December 18, 2015

by Andrea Margit

From the waters of the Guanabara Bay, in the harbor district of Rio de Janeiro, a new public space emerges to probe the future, the Museum of Tomorrow, which opens to the public this Saturday. As paradoxal as it might sound, the project embodies a new generation of science museums based on dynamic data and ideas rather than static relics.

Through immersive and interactive experiences, visitors are invited to examine five basic questions that mankind has always asked: who are we? where do we come from? where are we now? where are we headed to? and how do we want to get there?

Over the past five years, the venture has gathered top scientists in Brazil, such as Carlos Nobre, a world expert in climate change and lead author of the fourth IPCC Assessment Report that was awarded the Nobel Peace Prize; artists and film directors like Fernando Meirelles of ‘City of God’; and the acclaimed Spanish architect Santiago Calatrava who was inspired by a native bromeliad to design the iconic building of the museum.

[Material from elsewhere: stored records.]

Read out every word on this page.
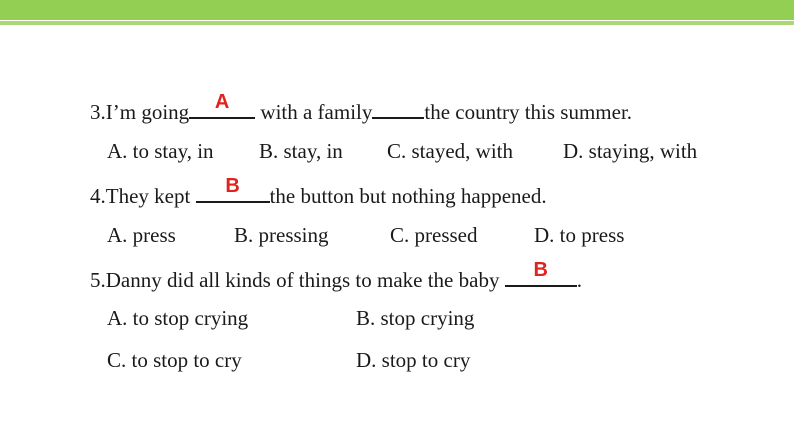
3.I’m going	A	with a family the country this summer.
A. to stay, in B. stay, in C. stayed, with D. staying, with
4.They kept	B	the button but nothing happened.
A. press	B. pressing	C. pressed	D. to press
5.Danny did all kinds of things to make the baby	B	.
A. to stop crying	B. stop crying
C. to stop to cry	D. stop to cry
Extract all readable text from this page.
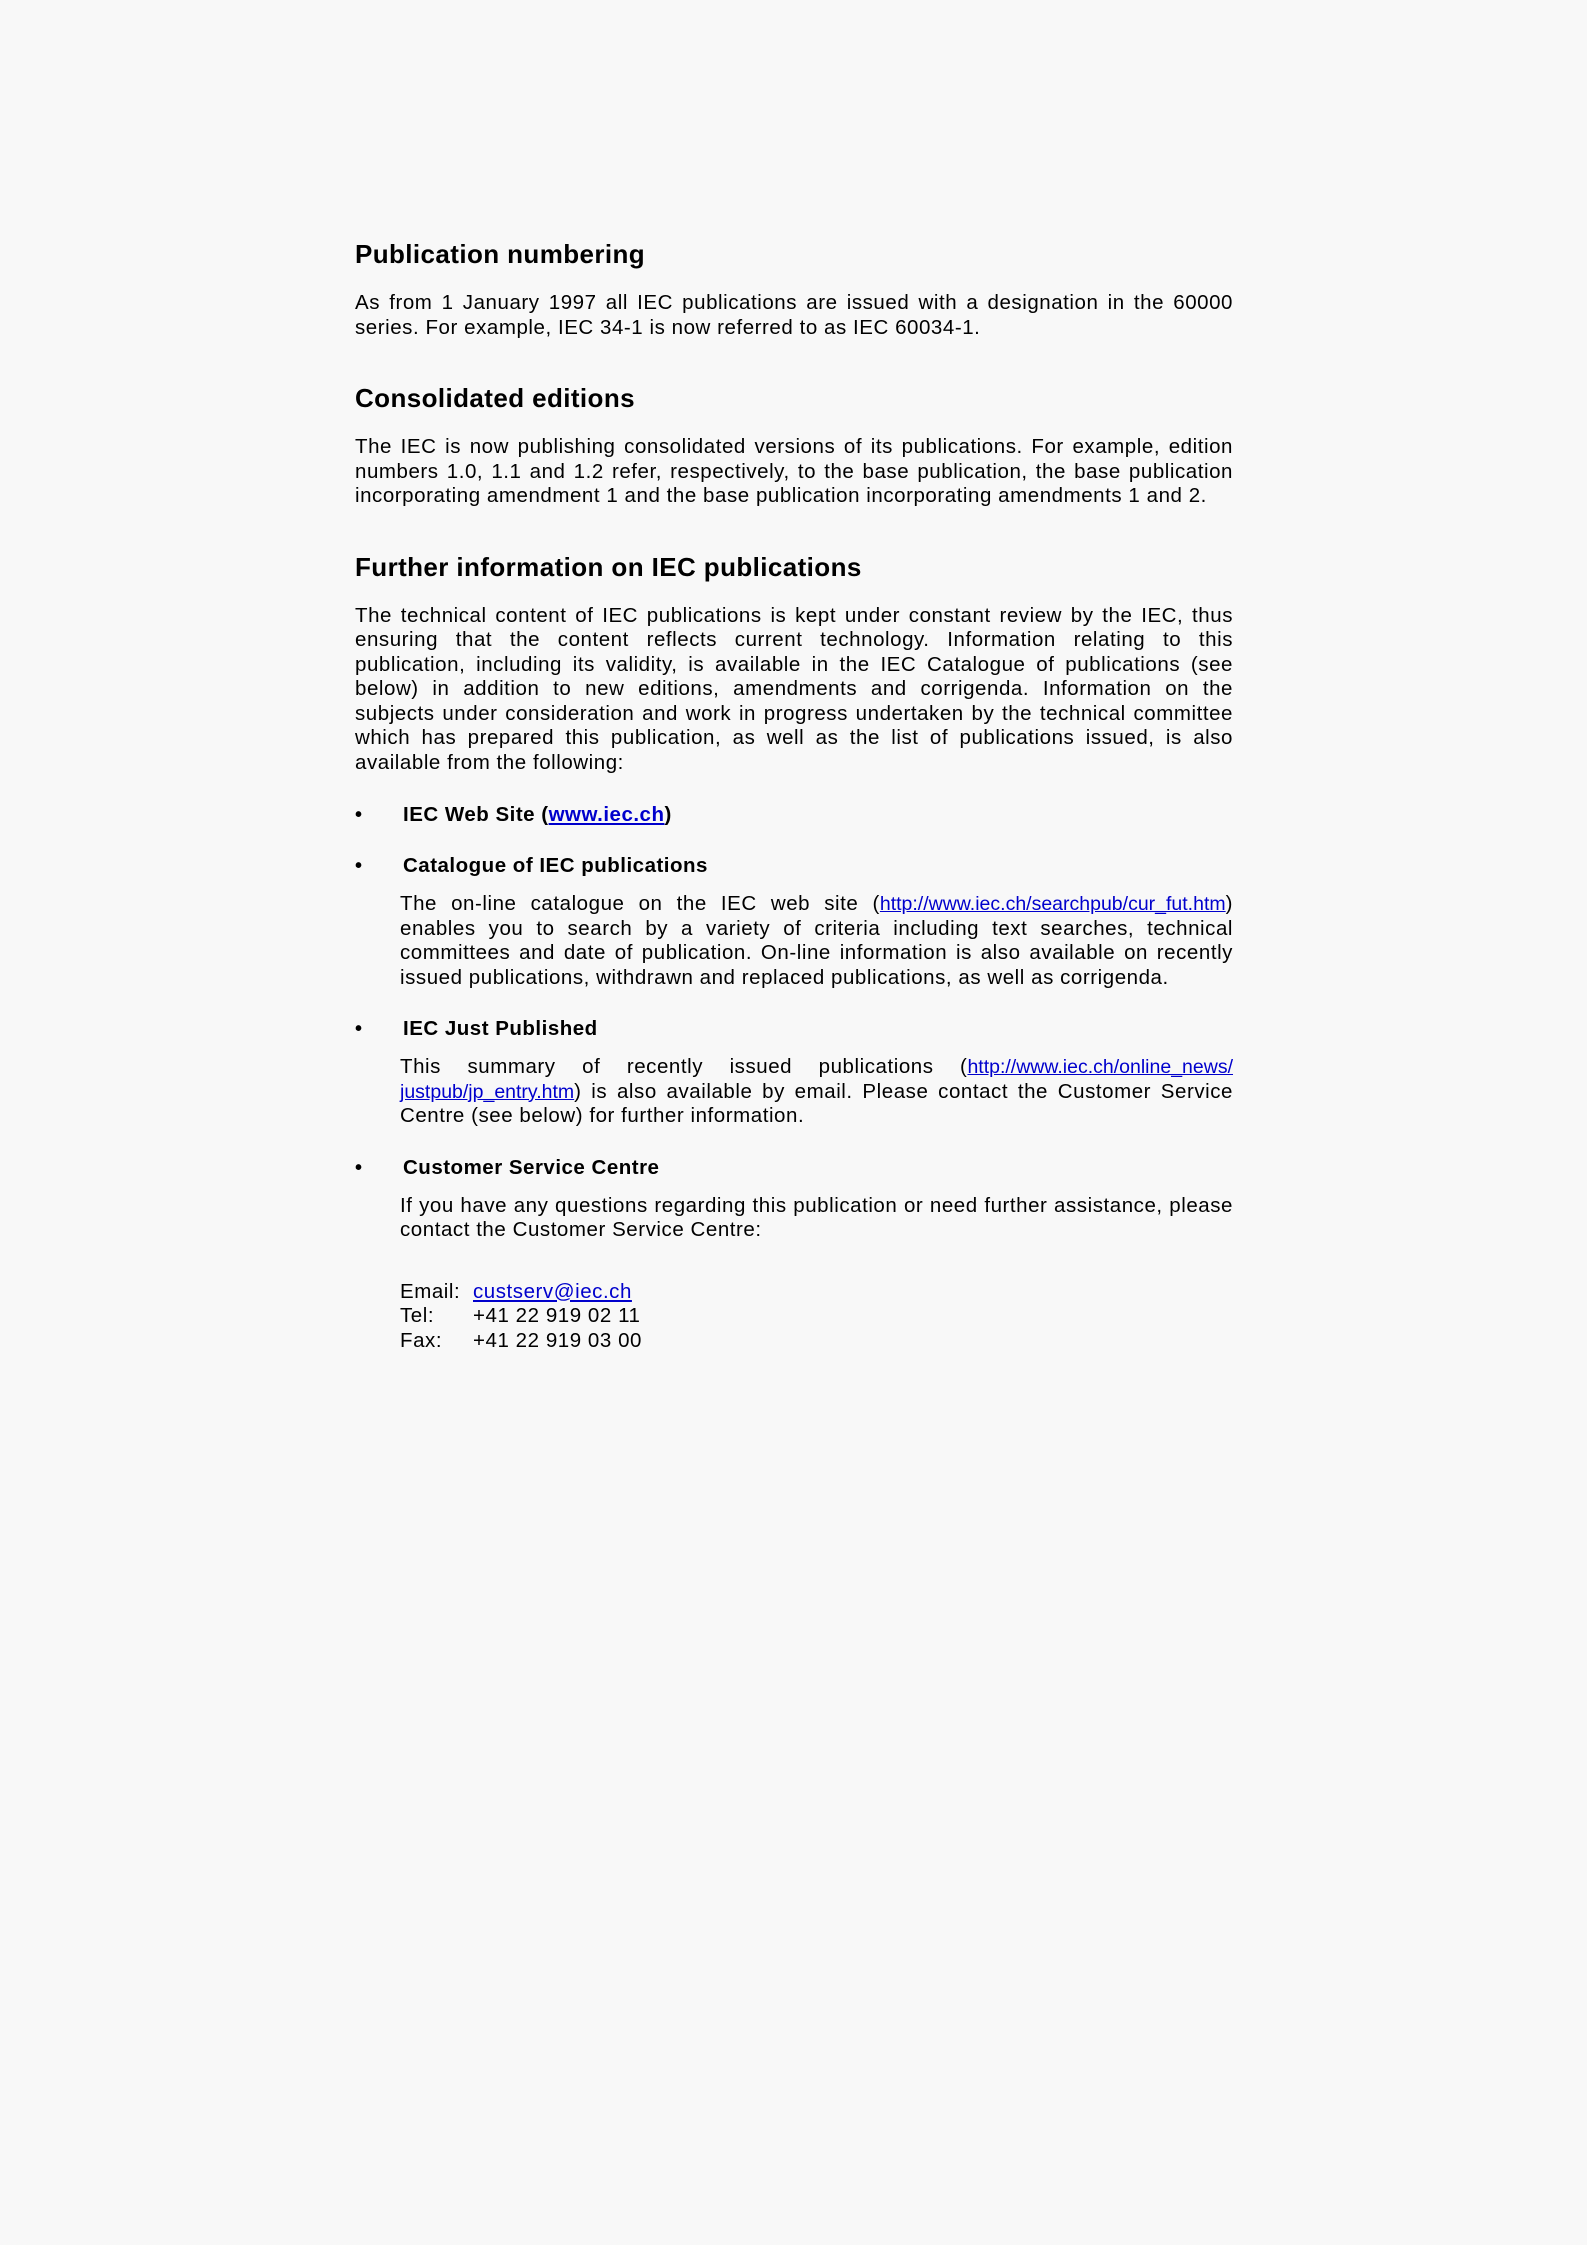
Publication numbering

As from 1 January 1997 all IEC publications are issued with a designation in the 60000 series. For example, IEC 34-1 is now referred to as IEC 60034-1.

Consolidated editions

The IEC is now publishing consolidated versions of its publications. For example, edition numbers 1.0, 1.1 and 1.2 refer, respectively, to the base publication, the base publication incorporating amendment 1 and the base publication incorporating amendments 1 and 2.

Further information on IEC publications

The technical content of IEC publications is kept under constant review by the IEC, thus ensuring that the content reflects current technology. Information relating to this publication, including its validity, is available in the IEC Catalogue of publications (see below) in addition to new editions, amendments and corrigenda. Information on the subjects under consideration and work in progress undertaken by the technical committee which has prepared this publication, as well as the list of publications issued, is also available from the following:

• IEC Web Site (www.iec.ch)
• Catalogue of IEC publications

The on-line catalogue on the IEC web site (http://www.iec.ch/searchpub/cur_fut.htm) enables you to search by a variety of criteria including text searches, technical committees and date of publication. On-line information is also available on recently issued publications, withdrawn and replaced publications, as well as corrigenda.

• IEC Just Published

This summary of recently issued publications (http://www.iec.ch/online_news/ justpub/jp_entry.htm) is also available by email. Please contact the Customer Service Centre (see below) for further information.

• Customer Service Centre

If you have any questions regarding this publication or need further assistance, please contact the Customer Service Centre:

Email: custserv@iec.ch
Tel:	+41 22 919 02 11
Fax:	+41 22 919 03 00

The main exhibit, created by Ralph Appelbaum, with artistic direction of Andres Clerici, is divided into five main areas, one for each of the museum’s guiding questions: the Cosmos, the Earth, the Anthropocene, Tomorrows, and Us, mixing art and science to reflect upon the age of acceleration and instability we are living in (see the BBC TV report for a glimpse of the exhibit).

The additional programs are designed for guests of all ages, including guided tours; workshops in the Activities of Tomorrow Lab; debates and events in the Observatory of Tomorrow; and temporary multimedia exhibits that feature tomorrow’s mega-trends and thinkers. During the opening, for instance, visitors will be taken into the implosion of the elevated highway Perimetral that previously separated the Pier Maua – where the museum currently stands – from the rest of the city. In a broader perspective, the temporary exhibit will discuss how to soften the edges within the city that separate functional activities, landscapes, social classes.

One of the premises of the museum was to be meaningful for teachers, students and the neighboring community. Therefore, prior to inauguration, the museum held training workshops for public school teachers to help them prepare pedagogical activities to best take advantage of the museum content. Additionally, the program embraces the vision of a unified city and “will fulfill the ethical duty to promote inclusion by staying closely connected to its social, cultural and environmental context” says Hugo Barreto, CEO of the Roberto Marinho Foundation, the institution that conceptualized the Museum of Tomorrow and managed its production. To ensure facilitate  access to the museum, admission will be free for teachers and students of public schools as well as for thirty thousand residents of the port district enrolled in the Neighbors Program.

Projects of this stature in Brazil always face various challenges: funds, public sympathy, qualified team, etc. – but most of these seem to be well resolved in the case of the Museum of Tomorrow. The hardest question that will come across is whether it will get to maintain itself ahead of its time, leading provocative debates always connected to the future.

The project is quite out-of-the box to rely on conventional recipes; it will have to create its own pathway. It is encouraging to see that the museum has adopted flexible content management and public interaction platforms that reflect the dynamic nature of these elements and, just like the narrative of the main exhibit, they mimic a river flow that is somehow unpredictable and lead to a range of new possibilities. Designers and artists, this is a museum that is worth keeping an eye on.